Looming Low Vol. 1 serves as a whistle-stop tour of contemporary Weird fiction. While it features works by established names like Michael Cisco, Brian Evanson, Livia Llewellyn, and S.P. Miskowski, it also includes stories from less immediately familiar names. As a whole,  it serves as an excellent introduction to Weird fiction and its impressive variety of styles and topics; from the supernatural to the mundane, the romantic to the fraternal, and beyond, the human heart is metamorphosed before your eyes as it tangles with the incomprehensible and the irreconcilable.

Songs of a Dead Dreamer and Grimscribe by Thomas Ligotti

Thomas Ligotti has been described as a mix between Kafka and Lovecraft. His personal brand of transcendental horror, as if Walt Whitman and Henry David Thoreau had ascended to that higher spiritual plane only to realize that life is something worse than a cosmic joke, is utterly unlike anything else. His dreamy, rotting post-industrial landscapes peel back to reveal humanity dancing on the end of a string, while elsewhere, close by, the universe laughs.

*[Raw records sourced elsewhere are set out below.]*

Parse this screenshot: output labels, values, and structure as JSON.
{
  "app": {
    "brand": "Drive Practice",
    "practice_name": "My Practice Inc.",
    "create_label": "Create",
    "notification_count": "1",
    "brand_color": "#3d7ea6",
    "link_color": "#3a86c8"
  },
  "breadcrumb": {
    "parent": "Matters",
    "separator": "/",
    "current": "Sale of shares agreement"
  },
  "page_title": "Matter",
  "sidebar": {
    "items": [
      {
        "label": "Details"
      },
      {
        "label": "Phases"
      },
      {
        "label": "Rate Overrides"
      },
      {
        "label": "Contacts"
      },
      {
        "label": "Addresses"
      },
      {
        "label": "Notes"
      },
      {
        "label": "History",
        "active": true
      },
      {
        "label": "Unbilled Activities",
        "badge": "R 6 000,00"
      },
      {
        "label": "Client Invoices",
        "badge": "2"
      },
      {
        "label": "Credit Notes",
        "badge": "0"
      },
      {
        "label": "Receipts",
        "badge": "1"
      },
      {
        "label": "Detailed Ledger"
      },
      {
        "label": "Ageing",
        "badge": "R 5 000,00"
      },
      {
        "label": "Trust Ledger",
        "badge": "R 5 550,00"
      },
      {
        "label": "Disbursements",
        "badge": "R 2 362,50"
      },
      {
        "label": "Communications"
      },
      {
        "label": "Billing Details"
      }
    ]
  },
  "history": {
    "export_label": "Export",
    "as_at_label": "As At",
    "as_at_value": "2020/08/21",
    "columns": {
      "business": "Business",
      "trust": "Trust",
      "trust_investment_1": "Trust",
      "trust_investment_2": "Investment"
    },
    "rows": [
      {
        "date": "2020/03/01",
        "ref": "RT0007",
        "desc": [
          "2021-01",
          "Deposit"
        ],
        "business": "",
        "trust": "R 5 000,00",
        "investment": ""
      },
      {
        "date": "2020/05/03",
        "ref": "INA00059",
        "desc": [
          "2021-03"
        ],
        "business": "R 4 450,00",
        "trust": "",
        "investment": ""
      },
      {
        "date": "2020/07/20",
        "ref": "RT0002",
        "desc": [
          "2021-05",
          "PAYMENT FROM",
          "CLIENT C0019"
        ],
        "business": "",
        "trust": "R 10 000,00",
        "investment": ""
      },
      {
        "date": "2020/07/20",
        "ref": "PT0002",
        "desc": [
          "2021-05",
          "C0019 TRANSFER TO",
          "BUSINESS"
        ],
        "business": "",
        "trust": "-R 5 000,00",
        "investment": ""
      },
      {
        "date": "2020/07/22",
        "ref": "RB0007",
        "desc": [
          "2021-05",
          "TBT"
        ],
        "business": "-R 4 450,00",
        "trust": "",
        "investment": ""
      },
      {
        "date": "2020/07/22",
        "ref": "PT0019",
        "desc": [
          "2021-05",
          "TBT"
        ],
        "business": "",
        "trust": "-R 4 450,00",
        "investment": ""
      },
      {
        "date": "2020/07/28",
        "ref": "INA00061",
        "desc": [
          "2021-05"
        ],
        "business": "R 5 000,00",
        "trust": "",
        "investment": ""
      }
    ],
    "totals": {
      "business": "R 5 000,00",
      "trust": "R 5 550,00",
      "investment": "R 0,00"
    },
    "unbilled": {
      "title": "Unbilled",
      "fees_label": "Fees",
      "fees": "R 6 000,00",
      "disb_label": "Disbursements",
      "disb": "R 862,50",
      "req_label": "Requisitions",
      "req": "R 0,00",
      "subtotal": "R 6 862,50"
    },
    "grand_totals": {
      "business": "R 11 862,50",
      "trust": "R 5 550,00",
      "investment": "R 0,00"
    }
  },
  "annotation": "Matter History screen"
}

Perhaps most effectively, unlike the hapless or blissfully ignorant characters which populate Weird and Science Fiction, who unwittingly stumble upon unimaginable horrors, Ligotti’s characters often walk to their doom with some foreknowledge. His protagonists are seekers after truth, aware that they are damning themselves by looking but unable look away.

The Penguin classics single volume re-release of his first and second collections of short stories (Songs and Grimscribe, respectively) is an opportunity for everyone to re-/discover this master of dread.